Few men have played the game of baseball with the youthful enthusiasm of Kirby Puckett. His ever-present smile, leadership skills and outgoing personality made him a fan-favorite in Minnesota.
His clutch skills on the diamond made him one of the best all-around players in the game.
“Kirby Puckett is the kind of player you hope and dream that your franchise will have,” said Andy MacPhail, former general manager of the Twins. “He does everything on the field to help you win, and what he does in the clubhouse and the community is remarkable.”
Born on March 14, 1960 in Chicago, just a mile from Comiskey Park, Puckett was the youngest of nine children. An All-American third baseman in high school, Puckett received no baseball offers following graduation. After a free agent tryout, Puckett eventually earned a baseball scholarship to Bradley University, later transferring to Triton College.
Drafted by the Minnesota Twins in 1982 as the third overall pick in the January Draft, Puckett raced through the minor leagues and made his big league debut on May 8, 1984, recording four hits in his big league debut. He would hit .296 in 128 games that year and finish third in the American League Rookie of the Year voting.
In 1986, Puckett added power to his game, belting a career-high 31 home runs while earning the first of six Silver Slugger Awards. In 1987, Puckett led the AL in hits with 207 while helping the Twins win their first World Series title, hitting .357 in Minnesota's seven-game victory over the Cardinals. He paced the AL in hits again in 1988 and 1989, leading the league in total bases in 1988 (358) and batting average in 1989 (.339).

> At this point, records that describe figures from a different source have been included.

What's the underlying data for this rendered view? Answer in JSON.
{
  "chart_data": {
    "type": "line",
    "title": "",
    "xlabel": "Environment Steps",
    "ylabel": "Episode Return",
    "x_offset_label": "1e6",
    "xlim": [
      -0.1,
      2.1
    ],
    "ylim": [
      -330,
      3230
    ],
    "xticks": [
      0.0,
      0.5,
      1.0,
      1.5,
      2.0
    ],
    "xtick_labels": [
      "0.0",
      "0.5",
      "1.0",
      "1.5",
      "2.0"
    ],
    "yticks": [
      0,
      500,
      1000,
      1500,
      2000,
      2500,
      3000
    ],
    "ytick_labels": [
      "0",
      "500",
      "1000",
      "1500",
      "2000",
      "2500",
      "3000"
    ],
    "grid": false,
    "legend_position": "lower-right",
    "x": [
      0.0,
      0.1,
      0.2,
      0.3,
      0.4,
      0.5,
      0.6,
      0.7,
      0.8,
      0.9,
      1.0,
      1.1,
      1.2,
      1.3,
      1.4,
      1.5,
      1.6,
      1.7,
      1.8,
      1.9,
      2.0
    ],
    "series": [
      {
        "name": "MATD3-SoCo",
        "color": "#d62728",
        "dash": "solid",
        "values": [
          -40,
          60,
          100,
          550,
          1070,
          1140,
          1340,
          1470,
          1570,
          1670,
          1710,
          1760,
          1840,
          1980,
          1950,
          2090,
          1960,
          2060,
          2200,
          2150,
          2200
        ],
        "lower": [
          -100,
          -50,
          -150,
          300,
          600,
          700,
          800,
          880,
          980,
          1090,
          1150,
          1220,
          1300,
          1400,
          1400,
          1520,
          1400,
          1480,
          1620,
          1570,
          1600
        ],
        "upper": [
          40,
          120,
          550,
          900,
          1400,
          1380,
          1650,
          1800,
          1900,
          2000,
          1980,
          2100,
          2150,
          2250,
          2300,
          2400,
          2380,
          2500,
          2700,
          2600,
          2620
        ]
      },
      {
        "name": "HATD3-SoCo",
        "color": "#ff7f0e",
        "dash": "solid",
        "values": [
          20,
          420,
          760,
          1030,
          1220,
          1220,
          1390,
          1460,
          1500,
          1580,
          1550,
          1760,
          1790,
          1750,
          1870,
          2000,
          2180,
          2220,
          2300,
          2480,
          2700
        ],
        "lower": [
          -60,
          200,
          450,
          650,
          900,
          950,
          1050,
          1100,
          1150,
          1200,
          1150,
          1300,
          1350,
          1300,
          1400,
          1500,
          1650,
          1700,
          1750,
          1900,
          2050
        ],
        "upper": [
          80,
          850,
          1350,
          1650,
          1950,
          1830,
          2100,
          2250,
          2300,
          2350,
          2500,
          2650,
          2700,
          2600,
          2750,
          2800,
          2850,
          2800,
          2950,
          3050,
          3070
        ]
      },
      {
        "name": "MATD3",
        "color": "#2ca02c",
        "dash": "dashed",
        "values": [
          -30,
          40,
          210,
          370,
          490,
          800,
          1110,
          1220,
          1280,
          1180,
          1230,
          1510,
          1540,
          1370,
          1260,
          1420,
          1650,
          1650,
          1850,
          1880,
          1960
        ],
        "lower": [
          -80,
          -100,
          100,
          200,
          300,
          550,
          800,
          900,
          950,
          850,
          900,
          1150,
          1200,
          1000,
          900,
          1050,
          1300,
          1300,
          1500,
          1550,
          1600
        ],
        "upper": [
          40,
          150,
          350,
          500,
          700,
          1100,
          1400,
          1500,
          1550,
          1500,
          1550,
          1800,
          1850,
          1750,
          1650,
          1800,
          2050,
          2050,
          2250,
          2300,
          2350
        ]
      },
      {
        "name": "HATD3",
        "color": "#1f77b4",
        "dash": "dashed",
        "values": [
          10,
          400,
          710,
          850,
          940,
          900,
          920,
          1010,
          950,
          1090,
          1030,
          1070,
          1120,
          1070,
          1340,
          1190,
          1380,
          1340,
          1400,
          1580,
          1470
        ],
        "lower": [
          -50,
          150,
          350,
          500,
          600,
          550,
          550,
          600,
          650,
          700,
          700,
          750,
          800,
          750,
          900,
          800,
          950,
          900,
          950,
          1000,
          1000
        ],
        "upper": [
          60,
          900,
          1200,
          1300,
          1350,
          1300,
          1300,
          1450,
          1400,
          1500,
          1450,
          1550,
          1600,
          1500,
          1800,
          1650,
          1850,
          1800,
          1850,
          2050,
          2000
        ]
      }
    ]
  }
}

In 1991, Puckett led the Twins back to the postseason, winning ALCS MVP honors after hitting .429 to lead Minnesota past the Blue Jays. In the World Series, Puckett's performance in Game 6 became part of baseball history. He robbed the Braves' Ron Gant of an extra base hit with a leaping catch at the Metrodome's center field wall in the third inning, then gave the Twins a 3-2 lead with a fifth-inning sacrifice fly. And with the game tied at three in the bottom of the 11th inning, Puckett homered to give the Twins a win and force Game 7 – where Minnesota would win on the strength of Jack Morris' 10 shutout innings.
“He never had a bad day,” said fellow Hall of Famer Frank Thomas. “I don’t care how bad things were going on or off the field, Kirby found a way to make you laugh. He was a breath of fresh air in this game.”
A six-time Gold Glove Award winner, Puckett was named to 10 consecutive All-Star teams from 1986-1995 and was named MVP of the All-Star Game in 1993. He finished in the Top 10 in MVP voting seven times during his 12-year career.
Puckett’s career was cut short because of retina damage in his right eye, ending his playing days following the 1995 season. He finished with a .318 batting average, 414 doubles, 207 home runs and 1,085 RBI in 1,783 games.
Puckett was elected to the Hall of Fame in 2001. He passed away on March 6, 2006.